A large cross-sectional study of more than 1,200 women in the Nurses’ Health Study reported that in premenopausal women, coffee intake was associated with lower luteal phase total and free ostradiol levels, while in postmenopausal women caffeine and coffee intake were positively associated with SHBG levels.
Coffee drinking is also associated with reduced insulin levels, particularly among overweight women, and it has been hypothesised that coffee may reduce the risk of endometrial cancer through an insulin-mediated mechanism. Coffee has also been shown to alter adipokines and inflammatory pathways and lead to an increase in adiponectin levels – an adipokine that is down-regulated in obesity and has been linked to endometrial cancer development
Coffee and cancers of the mouth, pharynx and larynx
The biological mechanisms specifically linking coffee consumption to reduced risk of cancers of the mouth, pharynx and larynx are unclear. Coffee drinking provides exposure to a range of biologically active compounds, many of which have been demonstrated to target pathways associated with carcinogenesis in a variety of tissues. For example, phenolic phytochemicals such as the antioxidants caffeic acid and chlorogenic acid have both been shown to inhibit DNA methylation in vitro.

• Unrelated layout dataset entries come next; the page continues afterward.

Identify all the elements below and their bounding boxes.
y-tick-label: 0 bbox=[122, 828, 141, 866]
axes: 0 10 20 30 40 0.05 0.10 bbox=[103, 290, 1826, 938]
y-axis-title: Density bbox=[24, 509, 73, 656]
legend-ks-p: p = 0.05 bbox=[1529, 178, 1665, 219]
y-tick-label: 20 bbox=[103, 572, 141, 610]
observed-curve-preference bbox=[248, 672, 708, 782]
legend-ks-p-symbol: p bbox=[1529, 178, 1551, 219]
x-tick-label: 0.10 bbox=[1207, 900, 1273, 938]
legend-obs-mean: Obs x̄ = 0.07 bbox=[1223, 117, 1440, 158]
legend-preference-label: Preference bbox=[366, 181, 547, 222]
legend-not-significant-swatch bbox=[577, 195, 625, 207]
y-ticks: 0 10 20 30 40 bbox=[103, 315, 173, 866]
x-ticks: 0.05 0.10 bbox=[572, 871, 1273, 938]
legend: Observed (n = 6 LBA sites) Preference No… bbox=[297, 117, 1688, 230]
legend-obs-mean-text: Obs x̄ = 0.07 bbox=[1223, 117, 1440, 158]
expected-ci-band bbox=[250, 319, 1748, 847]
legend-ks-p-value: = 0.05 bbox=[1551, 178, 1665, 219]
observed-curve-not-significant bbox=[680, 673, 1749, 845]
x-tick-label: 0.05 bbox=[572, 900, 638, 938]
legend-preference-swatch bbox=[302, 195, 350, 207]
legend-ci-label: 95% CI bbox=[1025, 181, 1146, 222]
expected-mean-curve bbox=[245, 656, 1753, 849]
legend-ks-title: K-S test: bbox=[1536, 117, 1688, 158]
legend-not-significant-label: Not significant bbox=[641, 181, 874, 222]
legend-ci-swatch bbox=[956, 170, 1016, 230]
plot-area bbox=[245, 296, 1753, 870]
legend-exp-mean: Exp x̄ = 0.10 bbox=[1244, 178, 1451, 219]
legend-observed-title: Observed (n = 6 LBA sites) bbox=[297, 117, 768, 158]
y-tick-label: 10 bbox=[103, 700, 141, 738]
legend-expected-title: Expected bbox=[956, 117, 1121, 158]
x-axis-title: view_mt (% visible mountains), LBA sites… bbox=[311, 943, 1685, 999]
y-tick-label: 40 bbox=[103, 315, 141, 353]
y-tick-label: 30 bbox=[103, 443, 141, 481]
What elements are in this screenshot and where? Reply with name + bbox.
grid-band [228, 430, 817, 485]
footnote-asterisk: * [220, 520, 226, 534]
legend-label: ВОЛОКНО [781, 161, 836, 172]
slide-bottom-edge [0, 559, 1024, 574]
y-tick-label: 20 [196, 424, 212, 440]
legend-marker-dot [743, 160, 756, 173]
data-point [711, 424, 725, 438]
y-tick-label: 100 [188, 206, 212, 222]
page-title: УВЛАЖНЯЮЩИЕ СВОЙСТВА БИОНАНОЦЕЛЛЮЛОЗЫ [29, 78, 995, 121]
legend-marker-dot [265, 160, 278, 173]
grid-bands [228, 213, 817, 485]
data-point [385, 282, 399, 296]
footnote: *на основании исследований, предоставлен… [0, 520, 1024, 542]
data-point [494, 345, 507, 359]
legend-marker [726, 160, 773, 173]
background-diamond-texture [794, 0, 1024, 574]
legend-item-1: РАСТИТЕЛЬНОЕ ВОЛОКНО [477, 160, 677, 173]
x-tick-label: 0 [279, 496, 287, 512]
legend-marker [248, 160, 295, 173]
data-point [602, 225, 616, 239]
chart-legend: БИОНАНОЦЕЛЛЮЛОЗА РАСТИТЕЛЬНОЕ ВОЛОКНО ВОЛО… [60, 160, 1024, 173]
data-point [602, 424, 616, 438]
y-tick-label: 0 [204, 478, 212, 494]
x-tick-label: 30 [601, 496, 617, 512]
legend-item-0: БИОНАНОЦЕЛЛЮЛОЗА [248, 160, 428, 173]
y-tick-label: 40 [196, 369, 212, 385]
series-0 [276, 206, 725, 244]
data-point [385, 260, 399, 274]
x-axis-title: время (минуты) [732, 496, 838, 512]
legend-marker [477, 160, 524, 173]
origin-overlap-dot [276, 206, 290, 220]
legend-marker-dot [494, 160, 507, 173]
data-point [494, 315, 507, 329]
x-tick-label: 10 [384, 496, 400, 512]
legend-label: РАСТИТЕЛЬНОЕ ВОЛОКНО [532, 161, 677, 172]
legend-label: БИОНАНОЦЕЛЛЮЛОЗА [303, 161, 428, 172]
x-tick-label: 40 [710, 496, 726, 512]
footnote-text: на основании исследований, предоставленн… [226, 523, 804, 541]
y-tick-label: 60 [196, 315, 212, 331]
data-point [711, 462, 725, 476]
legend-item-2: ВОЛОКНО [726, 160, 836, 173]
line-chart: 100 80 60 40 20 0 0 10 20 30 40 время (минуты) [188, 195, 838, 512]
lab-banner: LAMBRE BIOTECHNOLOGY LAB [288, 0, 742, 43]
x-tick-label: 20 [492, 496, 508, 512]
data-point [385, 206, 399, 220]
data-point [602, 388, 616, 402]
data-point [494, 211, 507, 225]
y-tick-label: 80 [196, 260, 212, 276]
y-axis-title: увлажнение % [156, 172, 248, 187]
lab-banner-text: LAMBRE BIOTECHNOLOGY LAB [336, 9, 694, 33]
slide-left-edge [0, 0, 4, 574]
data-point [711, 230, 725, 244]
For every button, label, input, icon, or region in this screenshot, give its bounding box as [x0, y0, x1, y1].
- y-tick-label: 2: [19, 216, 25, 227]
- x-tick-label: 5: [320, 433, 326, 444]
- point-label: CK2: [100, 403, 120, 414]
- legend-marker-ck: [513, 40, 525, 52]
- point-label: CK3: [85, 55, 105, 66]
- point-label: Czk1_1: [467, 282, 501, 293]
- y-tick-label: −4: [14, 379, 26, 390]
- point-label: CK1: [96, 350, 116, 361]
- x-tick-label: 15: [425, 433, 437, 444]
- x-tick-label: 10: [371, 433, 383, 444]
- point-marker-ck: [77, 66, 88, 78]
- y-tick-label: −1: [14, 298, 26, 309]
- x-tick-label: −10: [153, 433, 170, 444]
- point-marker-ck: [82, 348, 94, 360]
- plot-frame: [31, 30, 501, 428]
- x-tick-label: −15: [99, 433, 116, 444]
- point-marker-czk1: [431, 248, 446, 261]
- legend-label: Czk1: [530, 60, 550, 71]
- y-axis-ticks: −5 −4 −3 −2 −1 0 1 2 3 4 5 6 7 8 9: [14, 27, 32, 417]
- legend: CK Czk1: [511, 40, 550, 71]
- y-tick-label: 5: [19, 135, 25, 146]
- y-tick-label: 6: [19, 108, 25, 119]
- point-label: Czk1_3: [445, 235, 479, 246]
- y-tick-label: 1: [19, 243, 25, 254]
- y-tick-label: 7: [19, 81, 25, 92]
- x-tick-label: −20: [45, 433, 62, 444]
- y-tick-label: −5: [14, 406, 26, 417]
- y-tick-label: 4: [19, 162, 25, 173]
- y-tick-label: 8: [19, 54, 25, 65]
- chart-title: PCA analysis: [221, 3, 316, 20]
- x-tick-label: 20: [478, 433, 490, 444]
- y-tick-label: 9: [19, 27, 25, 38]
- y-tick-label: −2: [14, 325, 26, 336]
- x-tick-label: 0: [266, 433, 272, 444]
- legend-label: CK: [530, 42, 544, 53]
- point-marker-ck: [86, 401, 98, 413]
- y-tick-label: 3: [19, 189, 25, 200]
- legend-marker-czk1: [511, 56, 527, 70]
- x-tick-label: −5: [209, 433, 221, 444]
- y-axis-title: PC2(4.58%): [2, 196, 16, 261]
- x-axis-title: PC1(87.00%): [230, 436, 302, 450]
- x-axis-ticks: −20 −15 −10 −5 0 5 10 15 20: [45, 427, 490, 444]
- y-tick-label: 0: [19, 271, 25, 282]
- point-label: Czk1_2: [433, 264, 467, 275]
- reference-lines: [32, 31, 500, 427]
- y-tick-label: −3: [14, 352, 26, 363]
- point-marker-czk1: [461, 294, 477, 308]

Coffee is also a source of natural diterpenes, such as cafestol and kahweol, which have been shown to induce apoptosis and have anti-oxidative and anti-inflammatory effects. However, there is a paucity of experimental data on the effects of coffee and its constituent compounds specifically on cancers of the mouth, pharynx and larynx.
Coffee and skin cancer
The exact biological mechanisms linking coffee consumption to malignant melanoma and basal cell carcinoma are uncertain. Coffee drinking provides exposure to a range of biologically active compounds, many of which have been demonstrated in in vitro and animal studies to have anti-oxidant and anti-tumorigenic properties.
These include high levels of certain phenolic phytochemicals, such as the anti-oxidants caffeic acid and chlorogenic acid, and natural diterpenes, such as cafestol and kahweol, which have been shown to inhibit changes in DNA methylation, induce apoptosis, and have anti-oxidative and anti-inflammatory effects.
Tea and bladder cancer
Tea is a rich source of biologically active compounds, including polyphenols. Animal models have shown that certain polyphenols found within green tea inhibited bladder cancer tumour growth. However, more evidence is required to assess any possible anti-tumorigenic role of tea consumption on bladder cancer.